Hundreds of Mysterious Stone 'Gates' Found in Saudi Arabia's Desert
Google Earth has unlocked the gates to ancient mysteries around the world.
For years, amateur and professional archaeologists have used the search engine's satellite imagery to discover mysterious earthworks in Kazakhstan, Roman ruins, a forgotten fortress in Afghanistan and more. In the past decade, Google Earth also has helped identify thousands of burial sites and other "works of the old men," as they're called, scattered across Saudi Arabia.
Now, archaeologists have uncovered nearly 400 previously undocumented stone structures they call "gates" in the Arabian desert that they believe may have been built by nomadic tribes thousands of years ago.
"We tend to think of Saudi Arabia as desert, but in practice there's a huge archaeological treasure trove out there and it needs to be identified and mapped," said David Kennedy, an archaeologist at the University of Western Australia and author of a paper set to appear in the November issue of the journal Arabian Archaeology and Epigraphy.
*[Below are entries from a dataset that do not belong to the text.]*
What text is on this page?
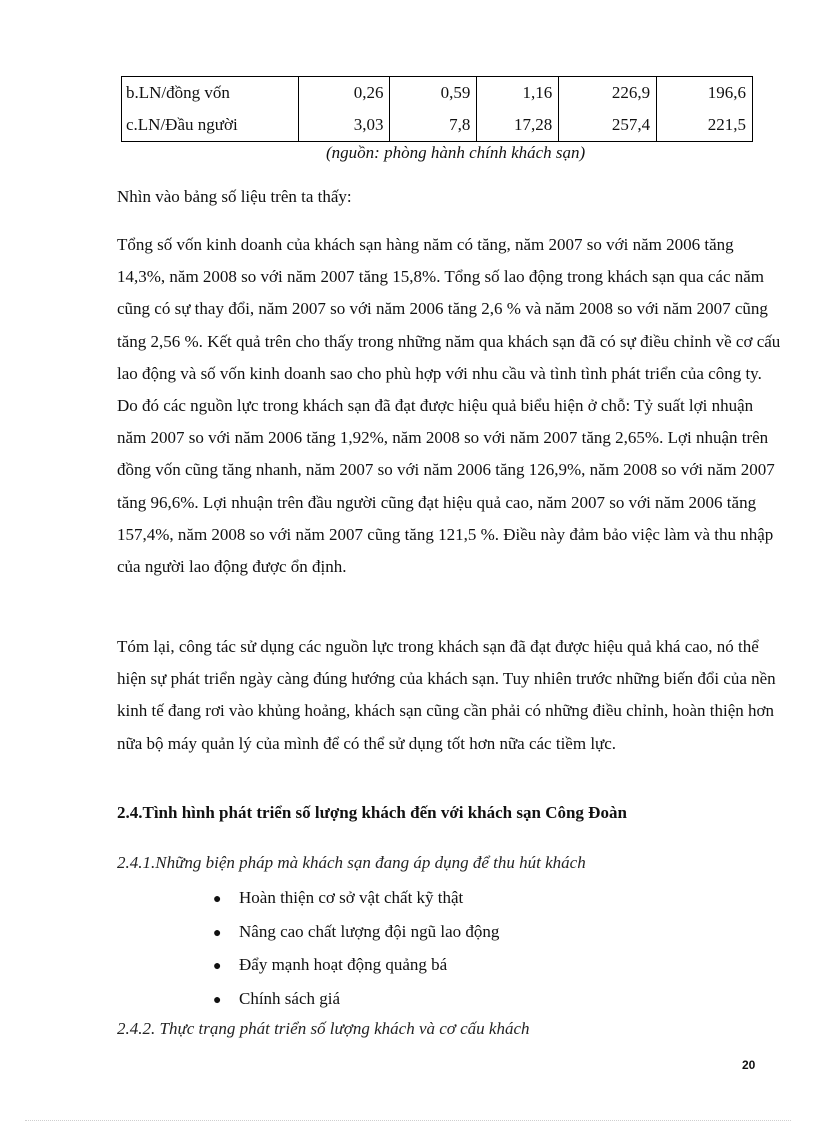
b.LN/đồng vốn	0,26	0,59	1,16	226,9	196,6
c.LN/Đầu người	3,03	7,8	17,28	257,4	221,5
(nguồn: phòng hành chính khách sạn)
Nhìn vào bảng số liệu trên ta thấy:
Tổng số vốn kinh doanh của khách sạn hàng năm có tăng, năm 2007 so với năm 2006 tăng 14,3%, năm 2008 so với năm 2007 tăng 15,8%. Tổng số lao động trong khách sạn qua các năm cũng có sự thay đổi, năm 2007 so với năm 2006 tăng 2,6 % và năm 2008 so với năm 2007 cũng tăng 2,56 %. Kết quả trên cho thấy trong những năm qua khách sạn đã có sự điều chỉnh về cơ cấu lao động và số vốn kinh doanh sao cho phù hợp với nhu cầu và tình tình phát triển của công ty. Do đó các nguồn lực trong khách sạn đã đạt được hiệu quả biểu hiện ở chỗ: Tỷ suất lợi nhuận năm 2007 so với năm 2006 tăng 1,92%, năm 2008 so với năm 2007 tăng 2,65%. Lợi nhuận trên đồng vốn cũng tăng nhanh, năm 2007 so với năm 2006 tăng 126,9%, năm 2008 so với năm 2007 tăng 96,6%. Lợi nhuận trên đầu người cũng đạt hiệu quả cao, năm 2007 so với năm 2006 tăng 157,4%, năm 2008 so với năm 2007 cũng tăng 121,5 %. Điều này đảm bảo việc làm và thu nhập của người lao động được ổn định.
Tóm lại, công tác sử dụng các nguồn lực trong khách sạn đã đạt được hiệu quả khá cao, nó thể hiện sự phát triển ngày càng đúng hướng của khách sạn. Tuy nhiên trước những biến đổi của nền kinh tế đang rơi vào khủng hoảng, khách sạn cũng cần phải có những điều chỉnh, hoàn thiện hơn nữa bộ máy quản lý của mình để có thể sử dụng tốt hơn nữa các tiềm lực.
2.4.Tình hình phát triển số lượng khách đến với khách sạn Công Đoàn
2.4.1.Những biện pháp mà khách sạn đang áp dụng để thu hút khách
● Hoàn thiện cơ sở vật chất kỹ thật
● Nâng cao chất lượng đội ngũ lao động
● Đẩy mạnh hoạt động quảng bá
● Chính sách giá
2.4.2. Thực trạng phát triển số lượng khách và cơ cấu khách
20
"You can't see them very well from the ground level, but once you get up a few hundred feet, or with a satellite even higher, they stand out beautifully."
(Score: 2) by Reziac on Wednesday October 25 2017, @06:25AM
There's all kinds of ruins out in the Arabian and North African deserts -- most look like remnants of villages, with associated walled gardens and sheep pens. And I suspect that's what these "gates" were, in an era when there was more water -- walled to keep sheep in or out, depending on the season.
As to odd ruins out in the Russian backbeyond... I'd bet there are still a lot of buried ruins we haven't found, either too well hidden by time or too built-over by later cities. I think we're probably missing a whole layer of ancient civilization, if not more, in our usual histories -- especially in the swath from eastern Europe to south-central Russia.
And there is no Alkibiades to come back and save us from ourselves.